Association between tipping and corruption at the country level, by Magnus Torfason. I have no idea what’s going on to the left of zero.
The topic of tipping has been on my mind since a dinner in San Francisco this April, when Allan Dafoe brought up the difference between Sweden and the US. In Europe, the pattern seems to be that workers are paid more and tips are not expected. Sometimes (eg in Germany) a waiter would likely be told to keep the change from a cash payment, but the reason given for this is that making change is demeaning. In the US, most waitstaff are paid a paltry $2.13/hour and make the rest up in tips. Why has the micro-institution of tipping endured in the US, and what are advantages and weaknesses of it?

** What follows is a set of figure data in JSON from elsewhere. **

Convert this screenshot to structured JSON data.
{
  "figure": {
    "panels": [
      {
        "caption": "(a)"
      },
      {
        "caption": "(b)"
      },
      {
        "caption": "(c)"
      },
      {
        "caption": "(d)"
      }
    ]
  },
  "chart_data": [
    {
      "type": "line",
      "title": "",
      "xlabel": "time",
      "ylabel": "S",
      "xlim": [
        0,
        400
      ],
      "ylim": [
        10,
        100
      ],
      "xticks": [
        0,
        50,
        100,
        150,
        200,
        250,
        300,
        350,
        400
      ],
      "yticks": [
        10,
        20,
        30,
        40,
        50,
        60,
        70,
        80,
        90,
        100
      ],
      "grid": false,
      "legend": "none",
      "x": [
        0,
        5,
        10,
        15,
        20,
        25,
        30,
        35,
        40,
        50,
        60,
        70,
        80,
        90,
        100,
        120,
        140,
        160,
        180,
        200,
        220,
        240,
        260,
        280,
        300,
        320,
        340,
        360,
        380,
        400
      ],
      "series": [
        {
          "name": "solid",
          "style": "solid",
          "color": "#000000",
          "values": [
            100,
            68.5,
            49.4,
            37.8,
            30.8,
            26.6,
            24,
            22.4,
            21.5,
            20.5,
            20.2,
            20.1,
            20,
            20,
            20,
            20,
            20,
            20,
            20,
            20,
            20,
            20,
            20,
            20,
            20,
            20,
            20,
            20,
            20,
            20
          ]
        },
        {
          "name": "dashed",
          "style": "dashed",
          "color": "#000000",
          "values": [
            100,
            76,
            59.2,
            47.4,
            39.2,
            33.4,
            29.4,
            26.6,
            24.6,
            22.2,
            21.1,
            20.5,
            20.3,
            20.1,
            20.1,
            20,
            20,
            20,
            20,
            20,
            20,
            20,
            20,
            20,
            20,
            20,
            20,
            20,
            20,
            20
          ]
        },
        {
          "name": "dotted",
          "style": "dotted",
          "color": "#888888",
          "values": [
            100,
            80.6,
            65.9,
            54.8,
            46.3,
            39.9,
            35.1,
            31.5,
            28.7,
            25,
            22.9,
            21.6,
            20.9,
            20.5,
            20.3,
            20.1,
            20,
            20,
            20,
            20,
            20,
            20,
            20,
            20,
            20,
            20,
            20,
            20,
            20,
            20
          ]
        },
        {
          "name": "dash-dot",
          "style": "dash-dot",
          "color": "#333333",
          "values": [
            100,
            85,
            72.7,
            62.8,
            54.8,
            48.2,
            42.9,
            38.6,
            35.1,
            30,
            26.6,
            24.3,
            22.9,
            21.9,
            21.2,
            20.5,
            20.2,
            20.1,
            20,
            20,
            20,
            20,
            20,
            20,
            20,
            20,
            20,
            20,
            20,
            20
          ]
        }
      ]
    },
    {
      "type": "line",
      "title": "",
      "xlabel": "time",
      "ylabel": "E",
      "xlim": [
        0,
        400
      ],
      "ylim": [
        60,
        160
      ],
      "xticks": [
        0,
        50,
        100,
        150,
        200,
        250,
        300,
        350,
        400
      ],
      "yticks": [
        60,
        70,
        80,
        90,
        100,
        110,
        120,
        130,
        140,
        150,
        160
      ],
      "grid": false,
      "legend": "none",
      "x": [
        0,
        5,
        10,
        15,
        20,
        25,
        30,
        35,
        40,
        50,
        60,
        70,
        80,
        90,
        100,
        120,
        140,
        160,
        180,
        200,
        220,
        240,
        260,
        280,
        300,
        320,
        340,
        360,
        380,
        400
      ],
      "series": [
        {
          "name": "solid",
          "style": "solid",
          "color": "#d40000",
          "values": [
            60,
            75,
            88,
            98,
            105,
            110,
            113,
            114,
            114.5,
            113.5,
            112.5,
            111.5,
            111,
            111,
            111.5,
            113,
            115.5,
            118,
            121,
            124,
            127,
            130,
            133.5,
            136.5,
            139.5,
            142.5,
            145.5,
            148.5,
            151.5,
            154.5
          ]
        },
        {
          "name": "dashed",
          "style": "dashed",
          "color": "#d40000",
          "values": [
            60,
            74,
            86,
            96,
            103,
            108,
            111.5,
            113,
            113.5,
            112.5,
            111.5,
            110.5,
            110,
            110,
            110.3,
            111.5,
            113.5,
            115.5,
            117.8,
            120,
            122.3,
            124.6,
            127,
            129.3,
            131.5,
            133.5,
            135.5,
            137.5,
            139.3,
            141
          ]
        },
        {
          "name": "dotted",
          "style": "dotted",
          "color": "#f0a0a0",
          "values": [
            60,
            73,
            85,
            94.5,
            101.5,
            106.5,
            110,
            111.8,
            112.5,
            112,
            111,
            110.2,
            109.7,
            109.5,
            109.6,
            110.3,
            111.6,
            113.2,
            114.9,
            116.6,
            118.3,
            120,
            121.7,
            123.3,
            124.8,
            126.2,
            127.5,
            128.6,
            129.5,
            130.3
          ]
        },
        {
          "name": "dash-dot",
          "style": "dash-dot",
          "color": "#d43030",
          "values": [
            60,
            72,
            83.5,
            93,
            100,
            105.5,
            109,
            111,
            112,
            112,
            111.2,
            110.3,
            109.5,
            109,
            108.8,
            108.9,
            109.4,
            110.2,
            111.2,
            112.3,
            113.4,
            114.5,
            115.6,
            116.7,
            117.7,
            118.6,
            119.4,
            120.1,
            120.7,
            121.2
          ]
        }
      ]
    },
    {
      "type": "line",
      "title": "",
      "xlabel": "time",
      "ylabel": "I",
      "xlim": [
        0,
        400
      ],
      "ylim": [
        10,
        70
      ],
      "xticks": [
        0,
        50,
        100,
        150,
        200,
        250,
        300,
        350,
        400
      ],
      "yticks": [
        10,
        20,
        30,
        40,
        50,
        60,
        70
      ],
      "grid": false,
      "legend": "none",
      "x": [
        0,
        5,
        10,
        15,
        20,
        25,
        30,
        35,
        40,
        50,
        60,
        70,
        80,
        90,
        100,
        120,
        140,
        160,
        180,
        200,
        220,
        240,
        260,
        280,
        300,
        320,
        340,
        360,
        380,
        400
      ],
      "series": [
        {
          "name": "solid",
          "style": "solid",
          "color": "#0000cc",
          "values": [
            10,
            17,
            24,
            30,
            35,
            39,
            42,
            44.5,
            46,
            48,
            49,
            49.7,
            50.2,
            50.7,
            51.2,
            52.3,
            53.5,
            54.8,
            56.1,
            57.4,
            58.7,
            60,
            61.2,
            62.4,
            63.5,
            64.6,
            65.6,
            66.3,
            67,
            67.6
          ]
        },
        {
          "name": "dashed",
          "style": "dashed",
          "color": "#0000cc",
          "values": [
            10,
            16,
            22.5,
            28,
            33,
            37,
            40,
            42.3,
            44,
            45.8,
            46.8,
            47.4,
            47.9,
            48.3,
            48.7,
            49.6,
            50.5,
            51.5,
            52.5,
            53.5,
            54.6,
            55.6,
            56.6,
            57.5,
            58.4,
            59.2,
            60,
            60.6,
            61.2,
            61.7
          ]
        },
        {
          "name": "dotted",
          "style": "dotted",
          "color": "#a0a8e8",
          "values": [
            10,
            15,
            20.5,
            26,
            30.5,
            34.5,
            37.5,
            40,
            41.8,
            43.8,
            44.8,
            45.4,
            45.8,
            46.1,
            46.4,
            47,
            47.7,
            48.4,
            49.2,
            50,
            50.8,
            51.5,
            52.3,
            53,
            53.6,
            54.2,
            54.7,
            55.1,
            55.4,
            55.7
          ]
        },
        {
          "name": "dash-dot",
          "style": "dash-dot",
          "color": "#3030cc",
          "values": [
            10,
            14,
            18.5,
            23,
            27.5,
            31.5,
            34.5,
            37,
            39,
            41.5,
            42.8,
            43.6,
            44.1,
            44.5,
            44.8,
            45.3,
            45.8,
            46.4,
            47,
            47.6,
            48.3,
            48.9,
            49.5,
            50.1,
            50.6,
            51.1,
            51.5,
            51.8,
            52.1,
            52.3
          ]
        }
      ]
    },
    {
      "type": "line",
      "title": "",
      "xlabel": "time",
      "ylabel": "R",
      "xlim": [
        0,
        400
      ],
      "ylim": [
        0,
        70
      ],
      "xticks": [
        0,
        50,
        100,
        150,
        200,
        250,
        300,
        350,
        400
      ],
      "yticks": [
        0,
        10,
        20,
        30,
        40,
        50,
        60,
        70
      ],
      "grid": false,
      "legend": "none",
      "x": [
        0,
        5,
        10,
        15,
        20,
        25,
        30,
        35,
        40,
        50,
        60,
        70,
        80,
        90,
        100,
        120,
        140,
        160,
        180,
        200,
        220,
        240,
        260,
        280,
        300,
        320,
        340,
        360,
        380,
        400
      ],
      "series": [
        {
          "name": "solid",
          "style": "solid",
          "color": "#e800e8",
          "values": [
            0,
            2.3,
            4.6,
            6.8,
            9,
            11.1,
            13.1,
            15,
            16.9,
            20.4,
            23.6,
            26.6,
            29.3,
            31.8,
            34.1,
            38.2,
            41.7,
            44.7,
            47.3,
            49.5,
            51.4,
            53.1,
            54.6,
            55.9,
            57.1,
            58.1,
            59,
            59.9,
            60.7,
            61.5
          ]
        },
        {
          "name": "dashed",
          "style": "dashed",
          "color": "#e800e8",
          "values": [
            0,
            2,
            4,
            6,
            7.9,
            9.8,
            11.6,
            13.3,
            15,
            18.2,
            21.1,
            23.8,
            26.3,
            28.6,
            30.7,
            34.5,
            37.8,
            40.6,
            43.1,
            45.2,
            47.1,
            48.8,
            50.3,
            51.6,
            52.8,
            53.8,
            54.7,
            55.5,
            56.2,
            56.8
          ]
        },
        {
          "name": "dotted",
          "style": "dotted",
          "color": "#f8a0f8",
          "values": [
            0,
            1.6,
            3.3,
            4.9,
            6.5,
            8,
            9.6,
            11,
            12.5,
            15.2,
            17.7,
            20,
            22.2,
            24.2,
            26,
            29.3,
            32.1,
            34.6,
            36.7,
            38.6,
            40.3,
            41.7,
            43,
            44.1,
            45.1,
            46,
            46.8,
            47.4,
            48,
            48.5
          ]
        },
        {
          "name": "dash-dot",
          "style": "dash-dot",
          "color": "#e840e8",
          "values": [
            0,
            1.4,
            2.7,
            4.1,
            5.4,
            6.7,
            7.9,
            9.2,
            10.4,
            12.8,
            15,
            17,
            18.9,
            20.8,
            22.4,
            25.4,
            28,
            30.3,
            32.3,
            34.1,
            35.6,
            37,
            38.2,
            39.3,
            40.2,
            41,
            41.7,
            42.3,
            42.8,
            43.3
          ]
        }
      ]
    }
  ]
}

One advantage of tipping is that it helps solve the principal-agent problem between the restaurateur and the staff. It is difficult for the restaurant manager to monitor the quality of servers, but much easier for the customers to do so. Thus, having customers set the compensation level for servers encourages them to be responsive. This in turn keeps customers coming back to the restaurant, which is the manager’s goal. However, tip-pooling can undermine this effect, as can the opportunity for servers to offer lower quality service to a higher volume of tables.
A major disadvantage to tipping is that it seems only weakly correlated with service quality. In an informal, small-n poll of fellow grad students on the same San Francisco trip, most of us tip a relatively fixed percentage of the bill (20-25 percent) regardless of service. This tends to be associated with work experience in the service industry, which can also lead to higher tipping percentages. Furthermore, small “nudges” such as paying on an iPad that offers tips in round dollar amounts rather than percentages can have a strong effect on the tips received by staff.
Another problem with tipping is uncertainty about when it is or is not appropriate. In a country where it is never appropriate, there is no uncertainty. When tipping exists in some settings but not others, there can be a great deal of uncertainty about when to use it. Restaurants and taxis seem like obvious tipping situations. But what about when you order food for carry-out? (I vote yes, but a smaller percentage.) And why not tip the attendants on a flight, who provide beverage and sometimes food service?
These and other problems with tipping are well-known, yet the micro-institution seems fairly ingrained in American society. If there were one profession where I would add tipping it would be my pharmacist–they often provide fast and friendly service for something I could not do myself. On the whole, though, we would be better off without this confusing and inefficient practice.